3. The proportion of gaze fixations toward a hypothesis (e.g., chemical A) was greater when symptoms supporting it were presented earlier on the symptom list. For instance, suppose chemical A was a known skin irritant, the earlier that symptoms supporting a skin irritant appeared on the symptom list, such as rash, redness, itchiness, the longer people gazed at the location for chemical A. However, if there were other symptoms on the list (presented later on) that strongly favored a different hypothesis (e.g., symptom favoring a digestive irritant), fixations toward the new hypothesis increased by the end of the symptom interval. In this way, gaze data can predict the leading hypothesis as well as a hypothesis change.

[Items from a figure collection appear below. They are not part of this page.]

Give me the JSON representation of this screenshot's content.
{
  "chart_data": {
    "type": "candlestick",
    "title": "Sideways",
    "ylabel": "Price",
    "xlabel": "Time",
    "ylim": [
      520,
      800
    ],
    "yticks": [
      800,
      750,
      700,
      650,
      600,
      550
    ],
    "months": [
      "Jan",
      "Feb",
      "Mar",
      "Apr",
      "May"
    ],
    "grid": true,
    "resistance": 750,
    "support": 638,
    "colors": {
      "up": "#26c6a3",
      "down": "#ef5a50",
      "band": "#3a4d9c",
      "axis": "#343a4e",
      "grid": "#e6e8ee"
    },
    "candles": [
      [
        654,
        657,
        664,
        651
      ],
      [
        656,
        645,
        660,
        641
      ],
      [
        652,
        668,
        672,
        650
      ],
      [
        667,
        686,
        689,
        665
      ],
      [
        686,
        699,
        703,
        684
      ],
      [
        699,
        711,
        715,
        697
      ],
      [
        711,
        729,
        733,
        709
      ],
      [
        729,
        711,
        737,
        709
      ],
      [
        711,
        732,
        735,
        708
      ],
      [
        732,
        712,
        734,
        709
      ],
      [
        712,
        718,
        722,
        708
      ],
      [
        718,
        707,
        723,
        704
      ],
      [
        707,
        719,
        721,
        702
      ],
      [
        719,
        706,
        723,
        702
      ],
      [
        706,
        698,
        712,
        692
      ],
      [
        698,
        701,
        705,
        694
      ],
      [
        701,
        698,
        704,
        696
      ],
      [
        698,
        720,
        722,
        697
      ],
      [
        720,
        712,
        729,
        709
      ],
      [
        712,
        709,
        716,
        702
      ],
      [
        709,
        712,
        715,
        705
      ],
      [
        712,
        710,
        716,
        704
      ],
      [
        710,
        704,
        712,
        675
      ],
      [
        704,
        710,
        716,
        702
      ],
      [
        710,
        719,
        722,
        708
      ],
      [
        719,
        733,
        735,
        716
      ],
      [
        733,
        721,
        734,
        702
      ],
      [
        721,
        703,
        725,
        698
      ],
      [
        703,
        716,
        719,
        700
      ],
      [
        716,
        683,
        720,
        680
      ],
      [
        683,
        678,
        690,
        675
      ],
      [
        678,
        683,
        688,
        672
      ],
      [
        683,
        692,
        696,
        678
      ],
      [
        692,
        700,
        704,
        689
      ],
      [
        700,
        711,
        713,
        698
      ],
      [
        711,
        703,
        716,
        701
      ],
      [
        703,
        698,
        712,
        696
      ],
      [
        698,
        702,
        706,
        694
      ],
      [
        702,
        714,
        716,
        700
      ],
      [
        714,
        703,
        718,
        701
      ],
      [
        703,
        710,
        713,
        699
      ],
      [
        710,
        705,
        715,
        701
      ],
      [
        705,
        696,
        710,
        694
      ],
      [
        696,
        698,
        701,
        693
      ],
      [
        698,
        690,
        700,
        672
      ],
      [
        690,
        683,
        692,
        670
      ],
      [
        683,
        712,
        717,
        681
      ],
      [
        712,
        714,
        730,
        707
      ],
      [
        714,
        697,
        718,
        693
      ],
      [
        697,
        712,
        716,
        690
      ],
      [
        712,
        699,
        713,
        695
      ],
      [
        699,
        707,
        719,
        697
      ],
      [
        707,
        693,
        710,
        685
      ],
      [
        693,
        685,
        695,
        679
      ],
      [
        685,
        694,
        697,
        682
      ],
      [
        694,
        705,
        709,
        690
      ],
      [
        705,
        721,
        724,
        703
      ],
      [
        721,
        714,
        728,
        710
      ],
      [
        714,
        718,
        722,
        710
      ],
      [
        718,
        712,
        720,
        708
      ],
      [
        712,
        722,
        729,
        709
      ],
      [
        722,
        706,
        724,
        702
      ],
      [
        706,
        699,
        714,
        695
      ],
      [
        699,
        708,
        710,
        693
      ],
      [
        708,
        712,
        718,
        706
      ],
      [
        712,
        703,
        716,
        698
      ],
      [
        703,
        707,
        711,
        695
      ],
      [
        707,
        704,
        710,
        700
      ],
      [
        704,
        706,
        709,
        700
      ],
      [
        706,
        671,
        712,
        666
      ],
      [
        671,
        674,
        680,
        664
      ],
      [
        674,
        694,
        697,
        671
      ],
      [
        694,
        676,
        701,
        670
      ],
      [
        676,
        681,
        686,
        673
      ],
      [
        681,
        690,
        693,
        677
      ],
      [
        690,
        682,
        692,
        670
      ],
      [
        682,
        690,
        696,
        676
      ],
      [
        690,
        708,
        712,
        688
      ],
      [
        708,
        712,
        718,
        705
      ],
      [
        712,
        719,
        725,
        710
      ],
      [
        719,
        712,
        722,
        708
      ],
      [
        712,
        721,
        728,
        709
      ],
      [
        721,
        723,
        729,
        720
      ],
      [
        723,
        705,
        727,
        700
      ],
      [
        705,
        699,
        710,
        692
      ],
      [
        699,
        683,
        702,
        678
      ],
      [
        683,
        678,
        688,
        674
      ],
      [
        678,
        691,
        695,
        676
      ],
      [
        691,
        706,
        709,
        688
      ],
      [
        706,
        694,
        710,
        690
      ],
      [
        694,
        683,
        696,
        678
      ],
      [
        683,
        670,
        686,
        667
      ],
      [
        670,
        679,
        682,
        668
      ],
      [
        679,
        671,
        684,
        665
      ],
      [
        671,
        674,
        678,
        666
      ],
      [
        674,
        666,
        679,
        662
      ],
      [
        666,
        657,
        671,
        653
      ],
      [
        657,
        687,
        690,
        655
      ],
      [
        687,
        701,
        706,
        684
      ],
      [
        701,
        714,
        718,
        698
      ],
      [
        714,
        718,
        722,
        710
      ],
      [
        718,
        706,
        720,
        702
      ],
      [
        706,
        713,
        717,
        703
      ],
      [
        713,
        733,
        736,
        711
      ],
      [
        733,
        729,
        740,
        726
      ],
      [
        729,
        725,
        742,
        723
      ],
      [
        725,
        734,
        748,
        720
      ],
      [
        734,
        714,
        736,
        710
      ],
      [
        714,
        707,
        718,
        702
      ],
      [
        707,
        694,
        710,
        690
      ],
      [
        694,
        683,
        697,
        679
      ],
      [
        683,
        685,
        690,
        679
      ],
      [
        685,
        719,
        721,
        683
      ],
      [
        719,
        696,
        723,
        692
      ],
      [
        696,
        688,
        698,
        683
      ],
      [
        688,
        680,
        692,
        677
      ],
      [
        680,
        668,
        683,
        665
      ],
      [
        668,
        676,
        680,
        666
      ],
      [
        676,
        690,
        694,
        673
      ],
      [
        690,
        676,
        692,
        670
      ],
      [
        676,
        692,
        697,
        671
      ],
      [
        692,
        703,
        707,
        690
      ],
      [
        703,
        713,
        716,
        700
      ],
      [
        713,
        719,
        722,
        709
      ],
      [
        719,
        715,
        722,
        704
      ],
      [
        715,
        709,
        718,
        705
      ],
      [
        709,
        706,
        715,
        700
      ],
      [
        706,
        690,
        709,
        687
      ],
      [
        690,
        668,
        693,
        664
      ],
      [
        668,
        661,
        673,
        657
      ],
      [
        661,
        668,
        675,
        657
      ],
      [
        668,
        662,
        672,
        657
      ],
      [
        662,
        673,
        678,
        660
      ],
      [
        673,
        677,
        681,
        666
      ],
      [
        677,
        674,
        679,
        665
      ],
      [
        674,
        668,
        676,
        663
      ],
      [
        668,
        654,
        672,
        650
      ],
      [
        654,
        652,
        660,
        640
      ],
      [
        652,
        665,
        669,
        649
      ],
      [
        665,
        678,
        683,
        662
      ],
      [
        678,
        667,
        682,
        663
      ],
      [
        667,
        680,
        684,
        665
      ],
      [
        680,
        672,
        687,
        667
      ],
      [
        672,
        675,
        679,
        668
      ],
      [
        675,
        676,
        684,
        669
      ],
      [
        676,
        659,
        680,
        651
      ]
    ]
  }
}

In a nutshell, gaze data can predict diagnostic responses as evidenced by the finding that the hypothesis that has garnered the most fixations by the end of the trial is most likely the diagnostic response. Gaze data can also predict the formulation of a leading hypothesis, as people gaze longer at the hypothesis that is supported by the symptoms presented earliest on the list and if there is a sudden change in hypothesis due to new symptoms, people start to gaze more at the new leading hypothesis. A preference for gazing at one hypothesis over the others based on the amount of support given by the symptoms that appear earliest demonstrates a bias in symptom processing toward earlier symptoms.

So how do people cope with difficult diagnostic reasoning? They strive to find the most coherent explanation even if biased processing (up-prioritizing the presentation order of some symptoms) is necessary.

I bid you good luck in your diagnostic reasoning this flu season, you’re going to need it!

Featured Psychonomic Society article:

Scholz, A., Krems, J. F., Jahn, G. (2017). Watching diagnoses develop: Eye movements reveal symptom processing during diagnostic reasoning. Psychonomic Bulletin & Review, DOI 10.3758/s13423-017-1294-8.